Se vi venisse voglia di leggere (o rileggere) Il conte di Montecristo, magari dopo aver visto una delle sue tante riduzioni cinematografiche o televisive, è facile che troviate tra i libri di casa una delle diciotto ristampe del libro negli “Oscar” Mondadori. Bene, compratevi un’altra edizione. Oppure, se vi va, leggete quel capolavoro di fiction negli “Oscar”, ma sapendo che vi state immergendo nell’atmosfera, nella lingua e nella politica dell’Italia di metà Ottocento. 

Sì; perché quando, nel 1980, Mondadori decise di pubblicare il romanzone di Dumas padre, per risparmiare, prese una delle prime traduzioni italiane, quella pubblicata nel 1869 da Sonzogno, anonima, e quindi non soggetta a copyright, e la ristampò para para, senza neanche pagare qualcuno che la rinfrescasse un po’. La “scoperta” di Carmine Donzelli ha messo in luce una traduzione piena di arcaismi, ma soprattutto di tagli e di censure.

Un bell’esempio è nel capitolo XVI. Dantès chiede all’abate Faria perché sia in prigione, e questi, nella traduzione ottocentesca, risponde così: «Perché ho sognato nel 1807 il progetto che Napoleone ha tentato di realizzare nel 1811». La “vera” risposta è molto meno laconica: due lunghi periodi in cui Faria paragona il suo fallimento a quello di Machiavelli, alle prese con Cesare Borgia, Alessandro VI e Clemente VII, e conclude: «Decisamente l’Italia è maledetta!».

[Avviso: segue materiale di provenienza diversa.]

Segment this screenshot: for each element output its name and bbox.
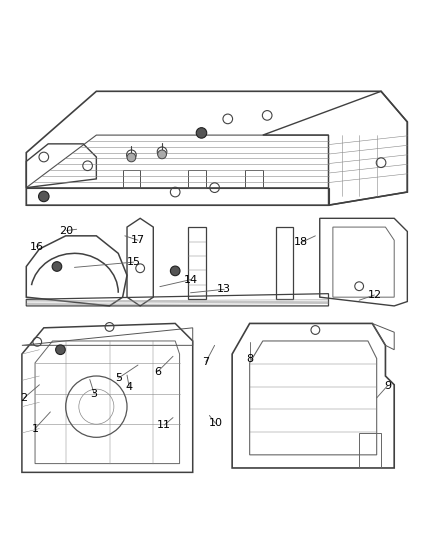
Text: 18: 18 bbox=[294, 237, 308, 247]
Text: 2: 2 bbox=[21, 393, 28, 403]
Text: 16: 16 bbox=[29, 242, 43, 252]
Text: 14: 14 bbox=[184, 274, 198, 285]
Text: 9: 9 bbox=[384, 381, 391, 391]
Text: 13: 13 bbox=[217, 284, 231, 294]
Circle shape bbox=[39, 191, 49, 201]
Text: 20: 20 bbox=[60, 225, 74, 236]
Circle shape bbox=[170, 266, 180, 276]
Circle shape bbox=[158, 150, 166, 159]
Text: 15: 15 bbox=[127, 257, 141, 267]
Circle shape bbox=[56, 345, 65, 354]
Circle shape bbox=[127, 153, 136, 162]
Text: 11: 11 bbox=[157, 420, 171, 430]
Text: 10: 10 bbox=[208, 418, 223, 429]
Text: 1: 1 bbox=[32, 424, 39, 433]
Circle shape bbox=[52, 262, 62, 271]
Text: 17: 17 bbox=[131, 235, 145, 245]
Text: 4: 4 bbox=[126, 382, 133, 392]
Text: 12: 12 bbox=[367, 290, 381, 300]
Text: 8: 8 bbox=[246, 354, 253, 365]
Text: 5: 5 bbox=[115, 373, 122, 383]
Text: 6: 6 bbox=[154, 367, 161, 377]
Circle shape bbox=[196, 128, 207, 138]
Text: 3: 3 bbox=[91, 389, 98, 399]
Text: 7: 7 bbox=[202, 357, 209, 367]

C’è tanta Italia nel Conte di Montecristo. Il barone Danglars, uno dei nemici di Dantès, è stato rapito dai briganti della campagna romana, che gli offrono da mangiare un pollastro. Dumas non lo dice, ma noi immaginiamo che il pollo sia cotto coi peperoni nel tegame di coccio, secondo l’antica ricetta della cucina romana di agosto. Chi volesse replicarla badi bene, però, di procurarsi un pollo ruspante e ben coriaceo, che non si disfaccia nella lunga cottura; e di mangiarlo tiepido.